Today, with the help of my meditation and my new perspective on obstacles, I saw the value in going back over ground already covered. Sometimes retracing steps both in the form of a walk and in life can be really helpful. For instance, on my walk back, I had opportunities to see the landscape from a different perspective. I had the opportunity to see things I had missed before. There was one especially beautiful spot I didn’t notice earlier because my back was to it, and if I hadn’t turned around, I would never have seen it.
I also took the opportunity to try a different path that I chose not to take earlier. Along this path, I paused as a light wind blew the snow from the tops of the trees, and I enjoyed the sight as the flakes drifted slowly down. With my face uplifted to the sky, the flakes gently landed. Retracing my steps and going over old ground also gave me the opportunity to try things I didn’t get to try before.
The obstacle, both today on my walk and in life, forced me to slow down, reflect, review, update my course and adjust my destination or goal based on all I had learned on my journey so far.
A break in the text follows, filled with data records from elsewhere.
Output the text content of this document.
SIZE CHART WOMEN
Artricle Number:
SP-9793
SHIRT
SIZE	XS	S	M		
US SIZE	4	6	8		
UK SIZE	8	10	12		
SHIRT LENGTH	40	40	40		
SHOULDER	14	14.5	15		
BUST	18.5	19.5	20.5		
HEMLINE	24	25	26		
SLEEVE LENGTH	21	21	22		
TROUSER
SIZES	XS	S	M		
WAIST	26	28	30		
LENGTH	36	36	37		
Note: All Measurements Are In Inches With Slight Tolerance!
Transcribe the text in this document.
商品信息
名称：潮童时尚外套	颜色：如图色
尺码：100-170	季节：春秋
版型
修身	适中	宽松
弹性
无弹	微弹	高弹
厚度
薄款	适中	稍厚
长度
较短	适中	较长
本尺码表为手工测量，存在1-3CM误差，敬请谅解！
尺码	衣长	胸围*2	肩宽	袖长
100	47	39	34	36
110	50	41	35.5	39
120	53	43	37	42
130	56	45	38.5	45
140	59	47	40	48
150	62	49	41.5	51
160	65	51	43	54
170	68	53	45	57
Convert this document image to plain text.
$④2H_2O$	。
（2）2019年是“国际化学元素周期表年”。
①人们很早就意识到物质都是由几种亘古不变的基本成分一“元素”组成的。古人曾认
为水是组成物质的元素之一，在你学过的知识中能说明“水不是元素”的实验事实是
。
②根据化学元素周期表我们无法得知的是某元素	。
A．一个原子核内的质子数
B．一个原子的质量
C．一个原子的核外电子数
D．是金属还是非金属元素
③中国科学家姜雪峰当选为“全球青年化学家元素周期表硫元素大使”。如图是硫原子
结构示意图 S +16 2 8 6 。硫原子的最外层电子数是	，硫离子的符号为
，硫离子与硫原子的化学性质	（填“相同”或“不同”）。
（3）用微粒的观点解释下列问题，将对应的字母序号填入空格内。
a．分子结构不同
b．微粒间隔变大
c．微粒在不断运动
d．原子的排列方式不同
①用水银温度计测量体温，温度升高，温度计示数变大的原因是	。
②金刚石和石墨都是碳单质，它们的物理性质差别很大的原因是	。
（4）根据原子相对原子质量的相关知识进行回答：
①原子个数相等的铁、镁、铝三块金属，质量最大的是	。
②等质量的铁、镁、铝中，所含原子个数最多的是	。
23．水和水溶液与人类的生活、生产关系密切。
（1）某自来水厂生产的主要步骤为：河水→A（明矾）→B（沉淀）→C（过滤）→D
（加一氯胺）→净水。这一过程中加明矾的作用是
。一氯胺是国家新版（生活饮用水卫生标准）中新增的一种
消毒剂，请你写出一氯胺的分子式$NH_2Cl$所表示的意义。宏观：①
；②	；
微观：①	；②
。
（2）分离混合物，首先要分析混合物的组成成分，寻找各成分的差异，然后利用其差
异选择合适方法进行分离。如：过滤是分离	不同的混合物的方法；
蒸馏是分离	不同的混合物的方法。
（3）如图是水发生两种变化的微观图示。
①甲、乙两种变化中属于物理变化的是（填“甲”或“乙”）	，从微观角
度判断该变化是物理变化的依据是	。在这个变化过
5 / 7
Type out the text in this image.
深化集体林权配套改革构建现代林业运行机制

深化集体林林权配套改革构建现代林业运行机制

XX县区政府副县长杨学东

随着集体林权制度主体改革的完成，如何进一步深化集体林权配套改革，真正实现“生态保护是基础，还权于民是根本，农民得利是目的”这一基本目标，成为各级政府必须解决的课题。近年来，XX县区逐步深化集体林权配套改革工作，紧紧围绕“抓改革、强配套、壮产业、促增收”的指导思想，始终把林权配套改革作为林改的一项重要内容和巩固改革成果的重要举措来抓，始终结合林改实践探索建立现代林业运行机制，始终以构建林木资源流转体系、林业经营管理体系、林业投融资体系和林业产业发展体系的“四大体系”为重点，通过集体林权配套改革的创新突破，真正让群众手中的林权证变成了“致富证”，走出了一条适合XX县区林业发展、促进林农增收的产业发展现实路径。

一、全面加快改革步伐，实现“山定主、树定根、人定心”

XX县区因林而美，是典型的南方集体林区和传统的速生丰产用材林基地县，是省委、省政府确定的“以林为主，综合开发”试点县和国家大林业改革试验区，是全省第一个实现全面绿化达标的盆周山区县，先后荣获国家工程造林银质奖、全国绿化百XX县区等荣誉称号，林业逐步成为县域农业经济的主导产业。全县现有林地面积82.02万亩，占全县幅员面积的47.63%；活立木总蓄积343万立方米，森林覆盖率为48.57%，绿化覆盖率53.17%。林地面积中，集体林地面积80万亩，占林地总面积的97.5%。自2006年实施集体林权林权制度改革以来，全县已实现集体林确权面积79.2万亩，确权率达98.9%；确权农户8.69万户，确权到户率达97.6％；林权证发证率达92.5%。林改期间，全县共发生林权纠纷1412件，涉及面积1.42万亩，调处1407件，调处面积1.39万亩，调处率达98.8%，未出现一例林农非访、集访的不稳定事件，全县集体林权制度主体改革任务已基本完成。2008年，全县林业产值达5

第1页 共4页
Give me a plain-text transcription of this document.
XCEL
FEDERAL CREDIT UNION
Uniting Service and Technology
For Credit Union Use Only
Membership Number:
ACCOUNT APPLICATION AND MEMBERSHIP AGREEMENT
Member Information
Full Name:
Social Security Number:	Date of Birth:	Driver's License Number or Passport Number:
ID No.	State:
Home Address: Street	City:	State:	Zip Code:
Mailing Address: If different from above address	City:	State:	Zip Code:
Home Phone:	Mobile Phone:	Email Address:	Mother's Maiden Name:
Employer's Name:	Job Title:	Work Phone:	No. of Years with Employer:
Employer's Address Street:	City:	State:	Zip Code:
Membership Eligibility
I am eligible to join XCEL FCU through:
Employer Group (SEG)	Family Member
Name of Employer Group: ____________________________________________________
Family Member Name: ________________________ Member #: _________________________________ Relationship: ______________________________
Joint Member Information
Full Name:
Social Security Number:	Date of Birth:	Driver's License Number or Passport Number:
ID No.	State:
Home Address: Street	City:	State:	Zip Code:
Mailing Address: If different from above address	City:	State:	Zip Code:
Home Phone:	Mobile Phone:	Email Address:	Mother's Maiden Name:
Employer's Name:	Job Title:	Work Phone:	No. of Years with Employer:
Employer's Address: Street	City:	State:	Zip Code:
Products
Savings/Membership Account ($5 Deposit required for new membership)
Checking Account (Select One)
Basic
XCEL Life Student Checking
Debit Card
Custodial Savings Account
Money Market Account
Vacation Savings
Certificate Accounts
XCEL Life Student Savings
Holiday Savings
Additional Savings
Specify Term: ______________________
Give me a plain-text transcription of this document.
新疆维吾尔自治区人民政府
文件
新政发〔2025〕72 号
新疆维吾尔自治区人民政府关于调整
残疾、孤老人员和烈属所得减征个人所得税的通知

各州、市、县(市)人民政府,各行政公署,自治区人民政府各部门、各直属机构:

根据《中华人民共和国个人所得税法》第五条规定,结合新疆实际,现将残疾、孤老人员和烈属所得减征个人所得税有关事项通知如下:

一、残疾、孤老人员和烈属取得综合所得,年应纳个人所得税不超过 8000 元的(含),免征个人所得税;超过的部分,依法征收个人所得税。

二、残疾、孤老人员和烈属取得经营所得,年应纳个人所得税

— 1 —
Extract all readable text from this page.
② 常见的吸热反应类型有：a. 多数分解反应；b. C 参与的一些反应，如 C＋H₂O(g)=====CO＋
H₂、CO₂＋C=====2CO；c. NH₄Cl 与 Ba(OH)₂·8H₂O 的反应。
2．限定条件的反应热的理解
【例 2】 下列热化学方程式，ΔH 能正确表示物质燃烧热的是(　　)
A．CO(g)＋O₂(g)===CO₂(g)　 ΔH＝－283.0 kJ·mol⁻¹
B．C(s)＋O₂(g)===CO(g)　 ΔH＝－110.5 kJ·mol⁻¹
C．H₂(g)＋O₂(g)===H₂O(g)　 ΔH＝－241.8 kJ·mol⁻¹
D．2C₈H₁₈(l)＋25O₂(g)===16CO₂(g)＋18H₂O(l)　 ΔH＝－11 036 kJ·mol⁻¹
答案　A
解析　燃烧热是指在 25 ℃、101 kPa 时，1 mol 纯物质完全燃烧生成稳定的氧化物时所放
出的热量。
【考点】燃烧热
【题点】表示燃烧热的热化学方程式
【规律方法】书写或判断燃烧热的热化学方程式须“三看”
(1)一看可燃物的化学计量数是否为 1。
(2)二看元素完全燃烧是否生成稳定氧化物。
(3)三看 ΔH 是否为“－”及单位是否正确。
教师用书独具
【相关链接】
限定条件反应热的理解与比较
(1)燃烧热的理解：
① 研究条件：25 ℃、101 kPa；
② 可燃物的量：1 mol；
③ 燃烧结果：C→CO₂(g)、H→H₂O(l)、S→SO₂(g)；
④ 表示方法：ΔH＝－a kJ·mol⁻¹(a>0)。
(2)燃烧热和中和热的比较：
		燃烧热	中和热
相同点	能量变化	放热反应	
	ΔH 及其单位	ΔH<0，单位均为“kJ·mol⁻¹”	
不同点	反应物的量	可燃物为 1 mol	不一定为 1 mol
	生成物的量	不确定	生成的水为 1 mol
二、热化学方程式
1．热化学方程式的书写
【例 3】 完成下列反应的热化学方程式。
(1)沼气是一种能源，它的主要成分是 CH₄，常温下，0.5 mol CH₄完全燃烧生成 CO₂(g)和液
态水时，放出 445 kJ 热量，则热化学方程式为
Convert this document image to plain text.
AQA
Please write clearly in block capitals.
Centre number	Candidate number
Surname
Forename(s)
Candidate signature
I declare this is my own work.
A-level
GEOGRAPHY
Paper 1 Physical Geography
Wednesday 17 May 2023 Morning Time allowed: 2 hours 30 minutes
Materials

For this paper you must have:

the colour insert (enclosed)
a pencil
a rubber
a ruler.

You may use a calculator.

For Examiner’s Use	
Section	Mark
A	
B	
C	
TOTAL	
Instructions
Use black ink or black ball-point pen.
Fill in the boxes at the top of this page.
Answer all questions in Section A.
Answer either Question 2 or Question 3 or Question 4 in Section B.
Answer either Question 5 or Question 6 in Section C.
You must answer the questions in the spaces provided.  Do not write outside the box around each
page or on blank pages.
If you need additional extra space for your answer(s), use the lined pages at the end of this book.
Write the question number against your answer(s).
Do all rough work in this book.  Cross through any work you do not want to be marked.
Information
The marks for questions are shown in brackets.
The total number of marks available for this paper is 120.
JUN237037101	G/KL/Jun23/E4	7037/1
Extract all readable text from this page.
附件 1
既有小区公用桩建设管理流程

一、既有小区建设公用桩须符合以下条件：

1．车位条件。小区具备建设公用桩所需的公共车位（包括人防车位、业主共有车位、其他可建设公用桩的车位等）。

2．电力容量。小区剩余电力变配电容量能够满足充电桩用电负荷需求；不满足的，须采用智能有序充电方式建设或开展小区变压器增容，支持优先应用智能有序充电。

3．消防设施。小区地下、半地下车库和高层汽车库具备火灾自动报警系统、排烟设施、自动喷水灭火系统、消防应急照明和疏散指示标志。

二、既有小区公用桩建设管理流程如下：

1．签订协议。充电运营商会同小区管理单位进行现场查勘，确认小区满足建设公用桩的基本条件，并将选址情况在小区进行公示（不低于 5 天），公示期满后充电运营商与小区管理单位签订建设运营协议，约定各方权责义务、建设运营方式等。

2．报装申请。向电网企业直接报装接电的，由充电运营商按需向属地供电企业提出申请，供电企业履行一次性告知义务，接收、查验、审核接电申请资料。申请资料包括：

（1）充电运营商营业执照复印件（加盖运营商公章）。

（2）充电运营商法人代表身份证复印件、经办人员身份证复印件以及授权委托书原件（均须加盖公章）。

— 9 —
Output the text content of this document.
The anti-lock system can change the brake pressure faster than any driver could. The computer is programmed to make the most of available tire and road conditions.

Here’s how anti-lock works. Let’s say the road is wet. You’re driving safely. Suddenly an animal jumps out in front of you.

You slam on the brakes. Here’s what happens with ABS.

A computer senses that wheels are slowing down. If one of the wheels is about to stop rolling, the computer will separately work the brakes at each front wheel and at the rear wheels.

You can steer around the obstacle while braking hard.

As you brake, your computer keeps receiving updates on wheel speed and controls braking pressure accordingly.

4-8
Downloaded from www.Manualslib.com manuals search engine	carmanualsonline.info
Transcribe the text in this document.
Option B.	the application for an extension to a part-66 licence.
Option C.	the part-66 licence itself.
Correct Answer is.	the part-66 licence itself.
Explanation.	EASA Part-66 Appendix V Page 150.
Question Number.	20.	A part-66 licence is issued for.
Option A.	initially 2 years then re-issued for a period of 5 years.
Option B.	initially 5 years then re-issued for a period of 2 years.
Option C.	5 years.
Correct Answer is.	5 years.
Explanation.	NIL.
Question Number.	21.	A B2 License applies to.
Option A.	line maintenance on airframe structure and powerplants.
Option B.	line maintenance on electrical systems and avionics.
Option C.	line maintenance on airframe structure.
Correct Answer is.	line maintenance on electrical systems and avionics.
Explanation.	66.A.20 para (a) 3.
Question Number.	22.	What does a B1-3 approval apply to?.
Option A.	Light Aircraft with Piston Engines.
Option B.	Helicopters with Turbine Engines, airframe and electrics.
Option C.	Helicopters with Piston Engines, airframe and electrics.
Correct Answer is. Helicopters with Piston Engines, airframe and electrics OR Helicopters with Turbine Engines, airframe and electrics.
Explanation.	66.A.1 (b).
I am grateful for my meditation practice. Without it, I may not have been able to see the obstacle in this light. Without it, I would have probably either muscled through and continued on to my original destination — probably hurting myself along the way — or I would have held anger, resentment and blame toward the obstacle, which would have kept me frozen, not moving and not growing.
Instead, I will take the time to reflect, review and update my course in regard to my business and life goals. As I look back and retrace some steps, I hope to find some real gems from this new perspective and continue to grow, learn and build my business as a wellness coach, food blogger and yoga instructor, making adjustments to my route, where I am going and how to get there.